C’était il y a 16 ans jour pour jour. Le 10 janvier 2005, Georget Bernier, alias le Professeur Choron disparaissait, laissant dernier lui une grande tradition de la satire en France. L’humoriste « bête et méchant » comme il se qualifiait a notamment fondé le journal Hara-Kiri en 1960. Et son sarcasme mordant et décapant n’a pas plu à tout le monde. Retour cette folle aventure.

De son vrai nom Georget Bernier, le professeur Choron léguera à sa mort en janvier 2005, la longue tradition du journalisme satirique en France. En 1960, il cofonde avec François Cavanna, le mensuel Hara-Kiri, qui deviendra un hebdomadaire en 1969. Si le but est de créer un journal plus corrosif avec une place importante à l’illustration dessinée, on peut dire que le professeur Choron a relevé le défi.
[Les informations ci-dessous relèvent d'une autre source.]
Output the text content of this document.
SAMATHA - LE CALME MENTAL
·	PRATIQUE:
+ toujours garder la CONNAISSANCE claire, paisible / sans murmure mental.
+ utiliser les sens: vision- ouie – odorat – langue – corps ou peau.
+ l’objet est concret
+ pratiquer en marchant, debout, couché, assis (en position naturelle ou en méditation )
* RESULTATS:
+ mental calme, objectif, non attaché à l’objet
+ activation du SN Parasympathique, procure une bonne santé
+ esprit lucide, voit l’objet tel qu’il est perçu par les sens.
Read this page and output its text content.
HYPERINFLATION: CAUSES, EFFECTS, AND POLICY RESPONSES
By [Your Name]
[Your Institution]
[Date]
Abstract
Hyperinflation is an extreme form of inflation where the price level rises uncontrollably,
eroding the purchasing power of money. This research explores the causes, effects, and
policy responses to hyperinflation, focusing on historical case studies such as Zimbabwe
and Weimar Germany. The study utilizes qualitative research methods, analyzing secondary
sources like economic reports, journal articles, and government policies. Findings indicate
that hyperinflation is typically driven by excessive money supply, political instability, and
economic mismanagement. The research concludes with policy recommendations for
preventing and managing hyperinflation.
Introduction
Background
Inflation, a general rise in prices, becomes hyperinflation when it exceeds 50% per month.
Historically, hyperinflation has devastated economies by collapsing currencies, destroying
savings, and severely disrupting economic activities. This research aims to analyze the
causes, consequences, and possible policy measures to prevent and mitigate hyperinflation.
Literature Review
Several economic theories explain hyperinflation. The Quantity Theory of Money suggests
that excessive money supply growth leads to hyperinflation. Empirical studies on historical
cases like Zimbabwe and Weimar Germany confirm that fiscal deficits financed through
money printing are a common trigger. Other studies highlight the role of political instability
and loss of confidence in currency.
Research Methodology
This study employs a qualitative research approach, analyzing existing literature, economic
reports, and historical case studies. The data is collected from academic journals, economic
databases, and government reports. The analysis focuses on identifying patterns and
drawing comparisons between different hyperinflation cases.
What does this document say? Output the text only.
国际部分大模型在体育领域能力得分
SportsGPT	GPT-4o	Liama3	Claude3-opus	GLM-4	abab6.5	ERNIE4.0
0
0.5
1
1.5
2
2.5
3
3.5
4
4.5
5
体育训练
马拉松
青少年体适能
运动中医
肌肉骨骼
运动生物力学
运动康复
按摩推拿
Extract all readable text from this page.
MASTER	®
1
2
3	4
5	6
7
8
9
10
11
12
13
En à peine trente ans de parution, l’hebdomadaire satirique connaît à deux reprises l’interdiction de publication. Si les Français plébiscitent le journal avec près de 200 000 tirages en 1966, la classe politique reste plus mesurée. Cette même année, la vente d’Hara-Kiri aux mineurs tout comme l’affichage public sont strictement interdits.
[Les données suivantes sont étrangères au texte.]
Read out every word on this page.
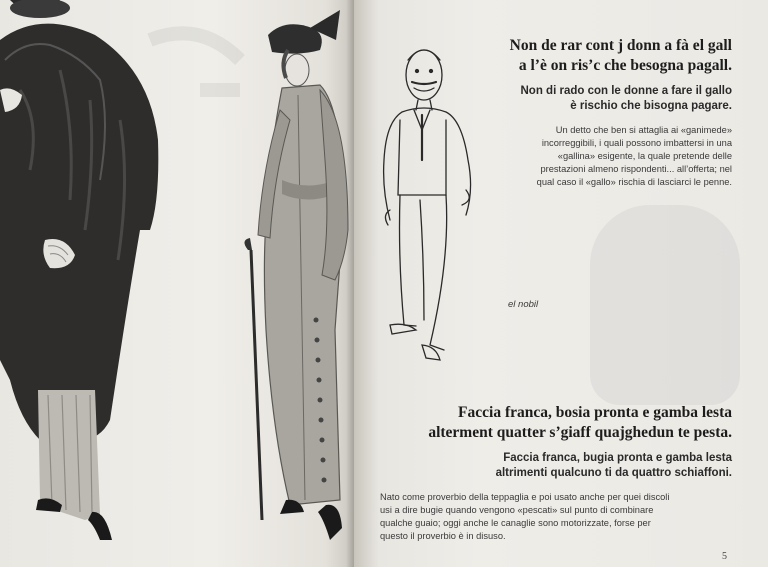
Non de rar cont j donn a fà el gall
a l’è on ris’c che besogna pagall.

Non di rado con le donne a fare il gallo
è rischio che bisogna pagare.

Un detto che ben si attaglia ai «ganimede»
incorreggibili, i quali possono imbattersi in una
«gallina» esigente, la quale pretende delle
prestazioni almeno rispondenti... all’offerta; nel
qual caso il «gallo» rischia di lasciarci le penne.

el nobil

Faccia franca, bosia pronta e gamba lesta
alterment quatter s’giaff quajghedun te pesta.

Faccia franca, bugia pronta e gamba lesta
altrimenti qualcuno ti da quattro schiaffoni.

Nato come proverbio della teppaglia e poi usato anche per quei discoli
usi a dire bugie quando vengono «pescati» sul punto di combinare
qualche guaio; oggi anche le canaglie sono motorizzate, forse per
questo il proverbio è in disuso.

5
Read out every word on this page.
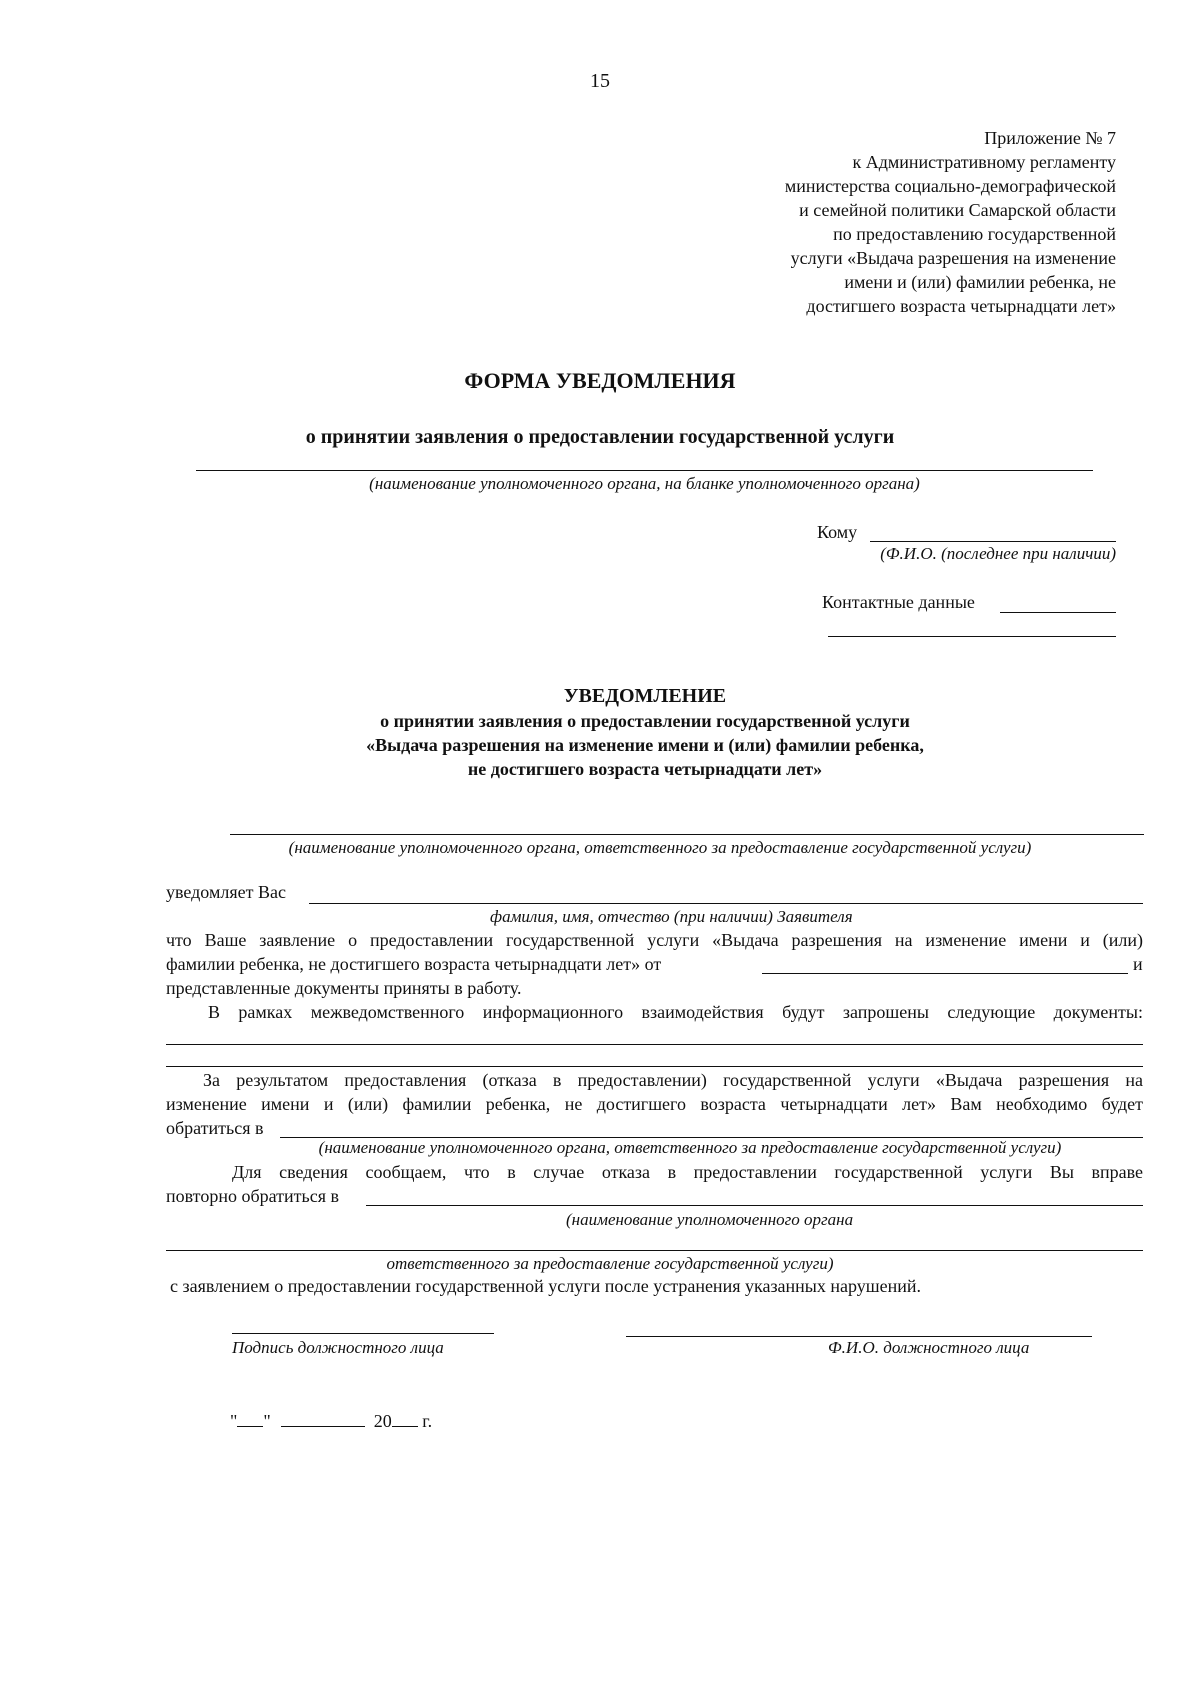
15
Приложение № 7
к Административному регламенту
министерства социально-демографической
и семейной политики Самарской области
по предоставлению государственной
услуги «Выдача разрешения на изменение
имени и (или) фамилии ребенка, не
достигшего возраста четырнадцати лет»
ФОРМА УВЕДОМЛЕНИЯ
о принятии заявления о предоставлении государственной услуги
(наименование уполномоченного органа, на бланке уполномоченного органа)
Кому
(Ф.И.О. (последнее при наличии)
Контактные данные
УВЕДОМЛЕНИЕ
о принятии заявления о предоставлении государственной услуги
«Выдача разрешения на изменение имени и (или) фамилии ребенка,
не достигшего возраста четырнадцати лет»
(наименование уполномоченного органа, ответственного за предоставление государственной услуги)
уведомляет Вас
фамилия, имя, отчество (при наличии) Заявителя
что Ваше заявление о предоставлении государственной услуги «Выдача разрешения на изменение имени и (или)
фамилии ребенка, не достигшего возраста четырнадцати лет» от	и
представленные документы приняты в работу.
В рамках межведомственного информационного взаимодействия будут запрошены следующие документы:
За результатом предоставления (отказа в предоставлении) государственной услуги «Выдача разрешения на
изменение имени и (или) фамилии ребенка, не достигшего возраста четырнадцати лет» Вам необходимо будет
обратиться в
(наименование уполномоченного органа, ответственного за предоставление государственной услуги)
Для сведения сообщаем, что в случае отказа в предоставлении государственной услуги Вы вправе
повторно обратиться в
(наименование уполномоченного органа
ответственного за предоставление государственной услуги)
с заявлением о предоставлении государственной услуги после устранения указанных нарушений.
Подпись должностного лица	Ф.И.О. должностного лица
" "	20 г.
Il faut savoir que, par son faible prix d’un franc et son humour grinçant, les étudiants et lycéens le dévoraient à pleines dents. Et l’interdiction vient du plus haut de l’État : c’est Madame De Gaulle elle-même qui demande la censure du titre de presse. Censure levée six mois plus tard par le Premier ministre Georges Pompidou.
Mais les répercussions sont douloureuses. Le mensuel connaît de sérieuses difficultés financières. Après l’interdiction, la société éditant Hara-Kiri dépose le bilan. Choron lance donc une nouvelle maison d’édition, les Editions du Square.
La blague de trop ?
Le 9 novembre 1970, l’ancien président Charles de Gaulle décède. « Merde, il est crevé ce grand con qui nous fait chier ! » s’exclame le professeur Choron. Hara-Kiri se précipite pour préparer la nouvelle couverture qui sortira le 16 novembre prochain. Mais comment annoncer l’événement ? Les journalistes cogitent au siège du journal, rue Choron. Reiser, Wolinski et les autres croquent, froissent, raturent, jusqu’à trouver LA bonne idée. Au milieu des cadavres de feuilles et de la fumée de cigarettes, Bernier sort « Bal tragique à Colombey, 1 mort », en référence à l’incendie d’une discothèque, ayant provoqué près de 150 morts le même jour. Et elle a fait mouche ! La rédaction, euphorique, titre « Bal tragique à Colombey, 1 mort » sans image ou illustration. Sobre. Trouvaille qui n’est pas du goût du ministre de l’Intérieur de l’époque, Raymond Marcelin, qui considère le journal comme « dangereux pour la jeunesse ».
Comme en 1966, le journal est donc interdit à la vente aux mineurs et à son exposition par voie d’affichage. Si l’État censure Hara-Kiri, l’ensemble de la presse défend l’hebdomadaire qui, pour la contourner, fonde Charlie Hebdo, un supplément au journal, d’après le personnage de Charlie Brown esquissé par Georges Wolinski. La censure crée une publicité phénoménale. Dès le premier numéro, Charlie Hebdo est tiré à plus de 100.000 exemplaires. Par manque de lecteur, il s’arrête en 1981.
Criblé de dettes, Hara-Kiri dépose son bilan en 1985, mais Georget Bernier relance le supplément Charlie Hebdo en 1992. C’est la fin d’Hara-Kiri. L’aventure continue, mais sous un autre nom, tout aussi sarcastique et déplaisant. Et le slogan trouvé par son fondateur laisse déjà comprendre la voie prise par le journal : « L’hebdo Hara-Kiri est mort. Lisez Charlie Hebdo, le journal qui profite du malheur des autres ». Le ton est donné.